Marg Szkaluba (Pissy's Wife) (Theatre Network 1994), a Country and Western musical, was nominated for an Sterling Award. It was remounted in March 2011 by Verb Theatre, Calgary, directed by Jamie Dunsdon, and with Sharon Pollock playing the role of the abused rural housewife who finally leaves her marriage.
Dirt (Theatre Network 1996, dir. Ben Henderson) considers the lot of a murder suspect who is welfare dependent, ignorant and unmotivated. He is deemed socially expendable, and is violently eliminated from the welfare payroll. The play was nominated for a Sterling Award, and subsequently produced in Los Angeles.
Leather Leather was produced on the Fringe Movement circuit in 1998; and The Dead Box about life and death in a feedlot, appeared at the 2002 Edmonton Fringe Festival.
In January, 2001, Chambers' acclaimed play Respectable opened at playRites (dir. Vanessa Porteous). Respectable is about two low-lives looking for the good life, who meet a sinister businessman and are offered a contract to sell "fireworks" to highway gas stations. But the business turns out to be far from respectable, and they find themselves in a moral quandary: making easy money at the expense of the lives of unknown victims of violence. The play asks who is respectable--"the person who has earned it through good deeds and a good heart, or the person who has power, money and influence?" (Colin MacLean, The Edmonton Sun 3 April 2001).
The absurdist revenge comedy 17 Dogs, set in a "third-rate auto-wrecking business" which crushes more than cars, premiered at Workshop West Theatre (dir. Ron Jenkins) in 2003. It was published in Canadian Theatre Review 136 (Fall 2008). In 2007, The Knowing Bird premiered at playRites (dir. Marianne Copithorne). It portrays the relationship between an obese father and his materialistic daughter, both of whom attempt to reform to win a bet.
The Stage That Made Us was commissioned by the Empress Theatre, Fort MacLeod Alberta, in celebration of the theatre’s 100th anniversary, and opened at the Empress on June 29, 2012. It incorporates some of the history of the theatre and the town from 1912 to 1936, including vaudeville acts. A cowboy drifter and an opera aficionado meet and fall in love at the Empress, and their lives are influenced by their ongoing association with the theatre.
In 2013, Chambers wrote Estuary for a cast of eighteen of his University of Lethbridge students. Set in a large, decaying house with many exits and entrances, it explores personal relationships between students in existential terms: the nature of reality and of dreams, the brief hallucinatory consciousness which may occur between periods of deep sleep, and the importance of connection to the "awake" world.
In March 2016, Chambers directed another play he wrote for his drama students: Of Least Concern portrays the diverse reactions of family members to a cougar hunt undertaken by the father. It interrogates the human destructive relationship to nature.

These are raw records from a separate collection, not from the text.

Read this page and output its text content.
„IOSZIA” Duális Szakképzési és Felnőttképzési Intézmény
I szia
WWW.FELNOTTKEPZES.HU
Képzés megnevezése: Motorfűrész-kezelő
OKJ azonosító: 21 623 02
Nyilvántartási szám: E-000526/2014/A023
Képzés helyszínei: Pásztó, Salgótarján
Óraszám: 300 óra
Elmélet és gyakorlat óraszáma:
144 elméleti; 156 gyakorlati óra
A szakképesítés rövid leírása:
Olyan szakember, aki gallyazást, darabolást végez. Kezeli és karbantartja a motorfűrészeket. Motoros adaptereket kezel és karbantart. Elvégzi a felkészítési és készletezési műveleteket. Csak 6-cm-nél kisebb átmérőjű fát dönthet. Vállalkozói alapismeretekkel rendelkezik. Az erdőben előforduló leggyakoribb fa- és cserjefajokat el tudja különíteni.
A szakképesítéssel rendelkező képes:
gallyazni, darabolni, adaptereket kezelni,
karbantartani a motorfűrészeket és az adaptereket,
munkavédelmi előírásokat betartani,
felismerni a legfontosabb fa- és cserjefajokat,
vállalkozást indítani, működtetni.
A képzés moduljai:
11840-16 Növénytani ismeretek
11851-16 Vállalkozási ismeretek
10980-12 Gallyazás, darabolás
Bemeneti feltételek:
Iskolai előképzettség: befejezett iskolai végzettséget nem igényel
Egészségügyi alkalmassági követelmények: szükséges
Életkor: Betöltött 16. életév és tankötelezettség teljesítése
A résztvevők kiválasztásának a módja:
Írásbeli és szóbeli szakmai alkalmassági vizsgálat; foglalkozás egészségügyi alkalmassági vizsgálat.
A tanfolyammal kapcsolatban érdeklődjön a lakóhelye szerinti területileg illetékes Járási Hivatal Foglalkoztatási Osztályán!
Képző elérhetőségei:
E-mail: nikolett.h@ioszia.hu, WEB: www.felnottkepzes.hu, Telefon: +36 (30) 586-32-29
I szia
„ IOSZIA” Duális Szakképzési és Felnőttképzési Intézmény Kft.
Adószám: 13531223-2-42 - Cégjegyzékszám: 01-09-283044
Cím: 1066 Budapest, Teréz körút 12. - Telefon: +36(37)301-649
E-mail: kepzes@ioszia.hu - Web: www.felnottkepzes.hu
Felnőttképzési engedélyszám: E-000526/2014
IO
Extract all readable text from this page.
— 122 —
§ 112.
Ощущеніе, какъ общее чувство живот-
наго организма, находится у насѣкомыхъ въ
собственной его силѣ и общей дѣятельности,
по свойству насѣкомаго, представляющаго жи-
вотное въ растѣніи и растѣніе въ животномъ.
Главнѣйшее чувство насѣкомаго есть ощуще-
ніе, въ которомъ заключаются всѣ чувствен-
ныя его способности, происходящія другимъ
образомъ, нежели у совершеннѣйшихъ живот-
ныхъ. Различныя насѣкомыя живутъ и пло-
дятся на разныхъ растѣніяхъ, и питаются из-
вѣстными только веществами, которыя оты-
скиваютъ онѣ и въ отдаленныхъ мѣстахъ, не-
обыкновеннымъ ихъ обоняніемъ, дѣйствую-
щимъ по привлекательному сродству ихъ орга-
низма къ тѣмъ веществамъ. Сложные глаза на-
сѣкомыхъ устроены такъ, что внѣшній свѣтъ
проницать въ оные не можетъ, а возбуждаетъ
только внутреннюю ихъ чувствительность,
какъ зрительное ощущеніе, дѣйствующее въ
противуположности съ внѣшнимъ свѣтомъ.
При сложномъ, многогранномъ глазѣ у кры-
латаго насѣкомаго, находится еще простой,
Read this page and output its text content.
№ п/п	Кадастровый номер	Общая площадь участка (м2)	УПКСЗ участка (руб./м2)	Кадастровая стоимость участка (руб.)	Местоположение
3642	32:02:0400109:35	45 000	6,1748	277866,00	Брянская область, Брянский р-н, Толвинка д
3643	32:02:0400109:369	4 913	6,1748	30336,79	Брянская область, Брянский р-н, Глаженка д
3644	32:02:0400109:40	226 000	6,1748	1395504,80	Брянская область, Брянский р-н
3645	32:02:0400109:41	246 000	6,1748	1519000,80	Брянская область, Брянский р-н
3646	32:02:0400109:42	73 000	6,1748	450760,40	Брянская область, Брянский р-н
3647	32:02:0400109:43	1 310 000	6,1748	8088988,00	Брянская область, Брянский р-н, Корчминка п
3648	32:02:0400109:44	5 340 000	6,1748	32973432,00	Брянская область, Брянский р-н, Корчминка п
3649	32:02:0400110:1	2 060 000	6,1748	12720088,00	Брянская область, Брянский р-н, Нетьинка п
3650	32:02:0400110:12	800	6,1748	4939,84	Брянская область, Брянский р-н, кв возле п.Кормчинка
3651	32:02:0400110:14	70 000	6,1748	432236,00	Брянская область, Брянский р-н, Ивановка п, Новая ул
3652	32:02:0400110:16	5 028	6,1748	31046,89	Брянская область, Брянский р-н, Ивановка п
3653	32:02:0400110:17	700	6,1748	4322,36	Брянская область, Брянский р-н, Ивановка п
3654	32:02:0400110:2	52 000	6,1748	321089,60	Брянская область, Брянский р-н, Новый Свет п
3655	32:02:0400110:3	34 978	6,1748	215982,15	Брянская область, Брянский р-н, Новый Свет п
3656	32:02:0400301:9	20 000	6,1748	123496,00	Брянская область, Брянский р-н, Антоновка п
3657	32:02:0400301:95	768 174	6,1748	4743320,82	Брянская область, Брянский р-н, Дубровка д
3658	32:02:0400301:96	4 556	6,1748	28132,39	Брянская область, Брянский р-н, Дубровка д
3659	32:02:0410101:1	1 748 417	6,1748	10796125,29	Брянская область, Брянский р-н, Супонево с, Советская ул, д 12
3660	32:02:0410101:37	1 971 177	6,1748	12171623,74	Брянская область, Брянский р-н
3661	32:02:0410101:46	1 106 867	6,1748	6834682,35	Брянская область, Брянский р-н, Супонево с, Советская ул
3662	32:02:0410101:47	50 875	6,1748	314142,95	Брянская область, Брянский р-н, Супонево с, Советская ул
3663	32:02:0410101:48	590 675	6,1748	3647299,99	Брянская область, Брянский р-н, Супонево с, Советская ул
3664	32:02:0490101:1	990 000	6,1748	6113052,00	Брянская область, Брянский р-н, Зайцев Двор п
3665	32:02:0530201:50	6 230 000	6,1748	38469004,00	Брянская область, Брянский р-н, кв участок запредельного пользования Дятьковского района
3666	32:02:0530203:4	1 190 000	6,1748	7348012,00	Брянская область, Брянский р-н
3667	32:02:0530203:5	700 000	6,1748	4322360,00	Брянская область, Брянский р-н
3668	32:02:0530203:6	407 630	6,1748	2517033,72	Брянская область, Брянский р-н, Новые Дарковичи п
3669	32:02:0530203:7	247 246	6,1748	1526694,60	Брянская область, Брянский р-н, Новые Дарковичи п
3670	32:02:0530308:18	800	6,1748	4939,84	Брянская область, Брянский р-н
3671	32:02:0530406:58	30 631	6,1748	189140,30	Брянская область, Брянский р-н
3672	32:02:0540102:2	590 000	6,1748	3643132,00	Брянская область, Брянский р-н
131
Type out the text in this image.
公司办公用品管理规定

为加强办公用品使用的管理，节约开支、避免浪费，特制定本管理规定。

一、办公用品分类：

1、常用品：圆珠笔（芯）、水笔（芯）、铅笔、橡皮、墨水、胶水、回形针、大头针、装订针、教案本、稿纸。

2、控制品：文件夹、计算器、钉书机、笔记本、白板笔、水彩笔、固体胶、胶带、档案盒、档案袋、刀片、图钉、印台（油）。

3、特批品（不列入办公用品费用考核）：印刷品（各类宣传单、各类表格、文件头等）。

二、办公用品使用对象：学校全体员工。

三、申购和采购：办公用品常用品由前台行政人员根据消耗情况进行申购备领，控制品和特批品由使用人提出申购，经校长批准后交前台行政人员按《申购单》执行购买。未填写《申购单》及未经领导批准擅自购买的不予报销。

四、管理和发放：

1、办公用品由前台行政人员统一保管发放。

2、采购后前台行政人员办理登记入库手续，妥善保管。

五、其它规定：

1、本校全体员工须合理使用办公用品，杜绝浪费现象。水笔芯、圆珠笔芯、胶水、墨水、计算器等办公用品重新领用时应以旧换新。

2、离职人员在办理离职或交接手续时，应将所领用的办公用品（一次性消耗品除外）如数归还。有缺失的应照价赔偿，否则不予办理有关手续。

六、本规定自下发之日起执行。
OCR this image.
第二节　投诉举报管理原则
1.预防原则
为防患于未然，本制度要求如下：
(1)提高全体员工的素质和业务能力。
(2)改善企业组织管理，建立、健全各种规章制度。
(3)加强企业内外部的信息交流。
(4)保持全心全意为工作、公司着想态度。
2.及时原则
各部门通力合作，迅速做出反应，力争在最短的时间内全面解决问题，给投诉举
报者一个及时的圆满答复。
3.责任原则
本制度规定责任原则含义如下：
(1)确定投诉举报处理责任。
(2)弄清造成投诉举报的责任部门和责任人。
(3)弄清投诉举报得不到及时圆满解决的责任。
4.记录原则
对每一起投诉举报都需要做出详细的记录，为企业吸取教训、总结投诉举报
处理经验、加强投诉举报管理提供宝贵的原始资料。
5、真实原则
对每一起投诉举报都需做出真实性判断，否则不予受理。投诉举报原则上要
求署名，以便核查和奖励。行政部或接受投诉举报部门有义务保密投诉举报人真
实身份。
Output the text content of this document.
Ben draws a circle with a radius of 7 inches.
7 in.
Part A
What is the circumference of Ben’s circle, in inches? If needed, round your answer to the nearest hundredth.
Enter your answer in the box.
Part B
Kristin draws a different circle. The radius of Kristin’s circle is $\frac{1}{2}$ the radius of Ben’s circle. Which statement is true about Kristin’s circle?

Chambers directed a production of A Comedy of Errors by the Lethbridge Shakespeare Performance Society at the Empress Theatre in 2017 -- set in a small cowboy town in southern Alberta.
A collection, Three Nasty Plays, including Wife..., Blue... and Dirt, was published by Red Deer College Press (1997). The collection won the 1997 Gwen Pharis Ringwood Award for Drama from the Writers Guild of Alberta.
Ron Chambers lives in Lethbridge with his family.
Further reading: Shelley Scott. "Interview with Playwright Ron Chambers," Canadian Theatre Review 136 (Fall 2008): 65-68.